Nel caso di specie, inoltre, la Corte d’appello ha spiegato che i reati satellite erano stati suddivisi in base ai quantitativi di droga trattati e alla diversa tipolo delle sostanze e i relativi aumenti di pena eran stati determinati in misura contenuta (sei mesi per i più gravi, tre mesi per i meno gravi), sicché dovevano ritenersi equilibrati e proporzionati alla concreta gravità dei singoli episodi.
In ogni caso ha proceduto a una rivisitazione dell’entità di detti aumenti, adottando una congrua motivazione in ordine alla quantificazione di essi, anche alla luce della nuova cornice edittale, nei termini imposti dalla sentenza n. 40/2019 per come indicati dal giudice di legittimità.
D’altronde, in tema di stupefacenti, a seguito della sentenza della Corte costituzionale n. 40 del 2019 che ha dichiarato l’incostituzionalità dell’art. 73, comma 1, d.P.R. 9 ottobre 1990, n. 309, nella parte in cui prevedeva la pena
detentiva minima di anni otto di reclusione anziché di anni sei, il giudice della sentenza pronunciata successivamente a tale declaratoria non è necessariamente tenuto a specificare di avere considerato, quale forbice edittale ai fini della determinazione del trattamento sanzionatorio, quella “nuova” (Sez. 3, n. 5569 del 22/12/2021, dep. 2022, Dal Pan, Rv. 282889).

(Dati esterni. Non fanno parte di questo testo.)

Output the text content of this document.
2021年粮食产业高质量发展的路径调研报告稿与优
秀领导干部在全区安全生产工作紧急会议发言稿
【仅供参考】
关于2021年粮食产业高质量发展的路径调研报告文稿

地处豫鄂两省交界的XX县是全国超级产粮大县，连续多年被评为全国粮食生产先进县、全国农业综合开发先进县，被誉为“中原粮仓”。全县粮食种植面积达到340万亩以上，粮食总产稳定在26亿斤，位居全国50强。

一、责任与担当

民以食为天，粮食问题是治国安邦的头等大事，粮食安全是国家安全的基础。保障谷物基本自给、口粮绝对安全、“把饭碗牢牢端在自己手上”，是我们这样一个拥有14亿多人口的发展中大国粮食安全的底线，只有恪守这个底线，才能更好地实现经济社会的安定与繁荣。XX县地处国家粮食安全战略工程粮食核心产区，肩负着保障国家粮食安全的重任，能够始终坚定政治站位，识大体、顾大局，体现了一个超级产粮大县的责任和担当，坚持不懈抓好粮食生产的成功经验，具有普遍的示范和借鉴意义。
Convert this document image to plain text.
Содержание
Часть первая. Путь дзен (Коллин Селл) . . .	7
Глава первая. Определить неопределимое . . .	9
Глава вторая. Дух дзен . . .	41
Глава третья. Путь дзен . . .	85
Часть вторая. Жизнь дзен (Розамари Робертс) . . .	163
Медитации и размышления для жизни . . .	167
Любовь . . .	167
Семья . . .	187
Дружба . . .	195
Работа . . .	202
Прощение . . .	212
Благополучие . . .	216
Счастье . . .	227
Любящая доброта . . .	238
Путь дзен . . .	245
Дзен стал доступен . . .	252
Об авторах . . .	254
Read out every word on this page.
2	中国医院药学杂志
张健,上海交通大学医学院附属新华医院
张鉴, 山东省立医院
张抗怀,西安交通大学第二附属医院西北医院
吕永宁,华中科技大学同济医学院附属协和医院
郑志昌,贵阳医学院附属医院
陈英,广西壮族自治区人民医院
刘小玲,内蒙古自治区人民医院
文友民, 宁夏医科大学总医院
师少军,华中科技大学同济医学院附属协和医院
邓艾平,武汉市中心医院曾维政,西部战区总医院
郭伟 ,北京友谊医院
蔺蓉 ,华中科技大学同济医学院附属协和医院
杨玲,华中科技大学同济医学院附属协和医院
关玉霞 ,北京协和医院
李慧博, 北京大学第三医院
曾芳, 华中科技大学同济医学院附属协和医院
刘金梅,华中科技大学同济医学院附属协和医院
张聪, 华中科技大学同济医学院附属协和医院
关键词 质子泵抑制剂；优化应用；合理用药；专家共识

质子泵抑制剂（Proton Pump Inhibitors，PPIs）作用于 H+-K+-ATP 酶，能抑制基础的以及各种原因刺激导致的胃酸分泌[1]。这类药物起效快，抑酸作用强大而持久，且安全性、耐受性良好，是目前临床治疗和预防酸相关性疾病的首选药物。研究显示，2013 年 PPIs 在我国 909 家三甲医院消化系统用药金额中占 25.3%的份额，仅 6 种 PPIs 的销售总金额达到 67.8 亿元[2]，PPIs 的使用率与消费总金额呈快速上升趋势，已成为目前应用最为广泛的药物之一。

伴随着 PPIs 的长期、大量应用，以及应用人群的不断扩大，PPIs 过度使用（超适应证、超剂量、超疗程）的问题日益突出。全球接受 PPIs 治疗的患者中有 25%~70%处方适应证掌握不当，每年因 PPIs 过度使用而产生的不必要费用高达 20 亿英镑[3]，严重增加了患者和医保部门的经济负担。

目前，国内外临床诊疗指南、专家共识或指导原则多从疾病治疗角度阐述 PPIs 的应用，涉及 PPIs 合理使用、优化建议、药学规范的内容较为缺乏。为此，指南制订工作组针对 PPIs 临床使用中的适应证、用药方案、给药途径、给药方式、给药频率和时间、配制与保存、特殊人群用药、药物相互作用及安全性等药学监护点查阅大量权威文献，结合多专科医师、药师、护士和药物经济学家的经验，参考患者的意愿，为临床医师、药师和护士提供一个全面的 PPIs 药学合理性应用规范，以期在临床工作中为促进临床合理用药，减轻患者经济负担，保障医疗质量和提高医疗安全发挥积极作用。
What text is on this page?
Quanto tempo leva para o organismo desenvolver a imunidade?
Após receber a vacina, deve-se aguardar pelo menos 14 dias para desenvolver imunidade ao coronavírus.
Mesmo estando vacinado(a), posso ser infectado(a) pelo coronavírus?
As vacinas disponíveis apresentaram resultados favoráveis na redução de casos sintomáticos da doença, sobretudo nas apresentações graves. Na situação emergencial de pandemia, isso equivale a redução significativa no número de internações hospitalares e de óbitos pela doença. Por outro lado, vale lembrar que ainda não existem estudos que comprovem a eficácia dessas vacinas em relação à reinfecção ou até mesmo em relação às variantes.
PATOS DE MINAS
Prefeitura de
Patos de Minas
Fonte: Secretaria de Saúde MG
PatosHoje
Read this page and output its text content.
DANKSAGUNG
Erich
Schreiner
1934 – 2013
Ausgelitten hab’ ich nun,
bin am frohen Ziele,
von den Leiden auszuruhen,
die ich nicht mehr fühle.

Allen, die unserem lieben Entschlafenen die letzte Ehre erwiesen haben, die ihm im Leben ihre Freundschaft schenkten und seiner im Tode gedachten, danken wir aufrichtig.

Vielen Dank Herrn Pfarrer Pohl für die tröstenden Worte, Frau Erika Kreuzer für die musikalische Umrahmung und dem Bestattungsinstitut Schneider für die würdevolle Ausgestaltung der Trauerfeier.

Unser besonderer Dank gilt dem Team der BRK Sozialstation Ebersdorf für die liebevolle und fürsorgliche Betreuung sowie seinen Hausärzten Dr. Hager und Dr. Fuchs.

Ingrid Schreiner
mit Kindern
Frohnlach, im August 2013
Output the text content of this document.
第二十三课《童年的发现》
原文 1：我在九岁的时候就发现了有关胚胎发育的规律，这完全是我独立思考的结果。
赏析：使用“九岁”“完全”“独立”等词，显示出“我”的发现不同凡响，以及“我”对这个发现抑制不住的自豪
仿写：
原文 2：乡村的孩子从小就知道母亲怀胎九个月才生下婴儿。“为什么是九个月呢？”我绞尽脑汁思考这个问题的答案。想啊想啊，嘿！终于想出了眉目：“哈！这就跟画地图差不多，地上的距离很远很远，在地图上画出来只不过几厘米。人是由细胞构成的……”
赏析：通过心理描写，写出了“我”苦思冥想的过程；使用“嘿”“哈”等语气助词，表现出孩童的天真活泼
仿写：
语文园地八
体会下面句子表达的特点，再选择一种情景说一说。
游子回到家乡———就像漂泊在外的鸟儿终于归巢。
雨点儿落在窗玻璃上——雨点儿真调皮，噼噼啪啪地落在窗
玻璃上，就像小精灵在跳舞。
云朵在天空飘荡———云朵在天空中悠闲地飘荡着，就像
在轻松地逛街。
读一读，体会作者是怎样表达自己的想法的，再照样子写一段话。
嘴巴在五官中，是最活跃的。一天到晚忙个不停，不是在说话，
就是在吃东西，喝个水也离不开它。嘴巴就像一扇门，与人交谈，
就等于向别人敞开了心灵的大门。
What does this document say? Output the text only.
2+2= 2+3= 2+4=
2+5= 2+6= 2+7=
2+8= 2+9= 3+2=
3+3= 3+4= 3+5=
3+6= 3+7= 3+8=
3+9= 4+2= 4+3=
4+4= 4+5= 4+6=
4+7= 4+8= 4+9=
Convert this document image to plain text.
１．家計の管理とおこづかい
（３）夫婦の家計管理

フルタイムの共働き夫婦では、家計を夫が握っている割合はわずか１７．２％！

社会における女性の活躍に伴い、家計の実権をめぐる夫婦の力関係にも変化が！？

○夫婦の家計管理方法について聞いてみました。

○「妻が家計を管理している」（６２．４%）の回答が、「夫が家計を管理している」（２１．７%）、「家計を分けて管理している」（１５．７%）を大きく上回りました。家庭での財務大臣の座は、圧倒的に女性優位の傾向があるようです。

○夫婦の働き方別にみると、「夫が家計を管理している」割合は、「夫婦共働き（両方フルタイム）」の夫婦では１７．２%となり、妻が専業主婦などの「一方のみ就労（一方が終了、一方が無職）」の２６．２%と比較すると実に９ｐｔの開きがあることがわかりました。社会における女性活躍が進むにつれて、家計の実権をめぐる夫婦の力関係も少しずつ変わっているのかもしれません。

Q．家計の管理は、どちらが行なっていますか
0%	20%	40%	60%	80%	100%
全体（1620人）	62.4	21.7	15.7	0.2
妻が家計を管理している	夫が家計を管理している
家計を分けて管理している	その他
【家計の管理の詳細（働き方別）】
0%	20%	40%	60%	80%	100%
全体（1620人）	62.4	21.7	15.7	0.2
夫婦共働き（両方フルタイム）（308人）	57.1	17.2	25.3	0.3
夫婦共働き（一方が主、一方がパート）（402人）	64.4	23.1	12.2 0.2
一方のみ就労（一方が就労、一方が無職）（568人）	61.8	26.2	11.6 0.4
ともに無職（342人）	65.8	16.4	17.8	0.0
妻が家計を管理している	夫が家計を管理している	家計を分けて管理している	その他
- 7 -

Ai sensi dell’art. 616 cod. proc. pen., ne consegue la condanna del ricorrente al pagamento delle spese del procedimento, nonché al versamento in favore della Cassa delle ammende di una somma determinata, equamente, in euro 3.000,00, tenuto conto che non sussistono elementi per ritenere che «la parte abbia proposto ricorso senza versare in colpa nella determinazione della causa di inammissibilità» (Corte cost. n. 186 del 13/06/2000).
P.Q.M.
Dichiara inammissibile il ricorso e condanna il ricorrente al pagamento delle spese processuali e della somma di euro tremila in favore della Cassa delle ammende.